China and India have agreed to establish a “strategic and cooperative partnership for peace and prosperity” between them, according to a joint statement signed by premiers of the two countries in New Delhi Monday.
The statement, signed by visiting Chinese Premier Wen Jiabao and Indian Prime Minister Manmohan Singh, said that the two premiers agreed that China-India relations have now acquired a “global and strategic character.”
Wen is paying an official visit to India from April 9 to 12 at Singh’s invitation, the last leg of his four south Asian nation tour which has also taken him to Pakistan, Bangladesh and Sri Lanka.

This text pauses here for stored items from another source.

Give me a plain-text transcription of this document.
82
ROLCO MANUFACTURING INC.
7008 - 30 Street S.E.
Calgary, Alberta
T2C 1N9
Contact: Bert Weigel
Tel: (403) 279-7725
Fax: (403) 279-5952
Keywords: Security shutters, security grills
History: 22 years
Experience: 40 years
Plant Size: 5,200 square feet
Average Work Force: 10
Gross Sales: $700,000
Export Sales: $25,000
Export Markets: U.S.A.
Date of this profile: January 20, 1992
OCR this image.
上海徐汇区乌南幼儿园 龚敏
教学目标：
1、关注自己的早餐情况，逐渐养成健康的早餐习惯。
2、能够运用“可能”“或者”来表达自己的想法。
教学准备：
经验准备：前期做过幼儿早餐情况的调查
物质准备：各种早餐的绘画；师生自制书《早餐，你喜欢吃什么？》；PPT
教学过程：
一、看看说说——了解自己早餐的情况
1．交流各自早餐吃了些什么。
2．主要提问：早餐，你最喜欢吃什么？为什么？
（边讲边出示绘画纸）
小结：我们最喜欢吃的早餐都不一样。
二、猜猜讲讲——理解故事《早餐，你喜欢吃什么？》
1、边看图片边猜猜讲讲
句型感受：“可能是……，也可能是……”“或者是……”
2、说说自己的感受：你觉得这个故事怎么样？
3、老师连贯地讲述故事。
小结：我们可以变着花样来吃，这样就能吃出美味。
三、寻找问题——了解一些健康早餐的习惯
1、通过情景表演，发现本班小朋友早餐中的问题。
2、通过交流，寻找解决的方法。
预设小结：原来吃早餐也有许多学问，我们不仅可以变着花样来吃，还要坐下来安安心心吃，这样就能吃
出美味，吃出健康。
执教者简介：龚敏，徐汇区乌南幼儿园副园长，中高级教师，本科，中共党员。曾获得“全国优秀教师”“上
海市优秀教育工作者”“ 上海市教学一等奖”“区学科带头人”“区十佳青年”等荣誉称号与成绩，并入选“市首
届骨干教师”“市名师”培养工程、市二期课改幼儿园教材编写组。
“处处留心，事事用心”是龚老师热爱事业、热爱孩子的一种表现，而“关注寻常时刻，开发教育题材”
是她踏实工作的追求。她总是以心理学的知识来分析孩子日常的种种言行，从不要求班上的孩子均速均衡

“The leaders of the two countries have, therefore, agreed to establish a China-India Strategic and Cooperative Partnership for Peace and Prosperity,” the statement said.
As two large developing countries, China and India were both aware of each other’s important role in the process of promoting the establishment of a new international political and economic order, it said.In full.The US may still be able to bully arabs & the Europeans condemn them for bullying when it isn't to support ex-Nazi Germany but the "world's policeman" just lost half his beat.
The statement noted that the two sides are supportive of democratization of international relations and multilateralism, stand for the establishment of a new international political and economic order that is fair, rational, equal and mutually beneficial, and promote North-South Dialogue and South-South Cooperation.
They agreed in the statement that reform of the United Nations should be comprehensive and multi-faceted and should put emphasis on an increase in the representation of developing countries.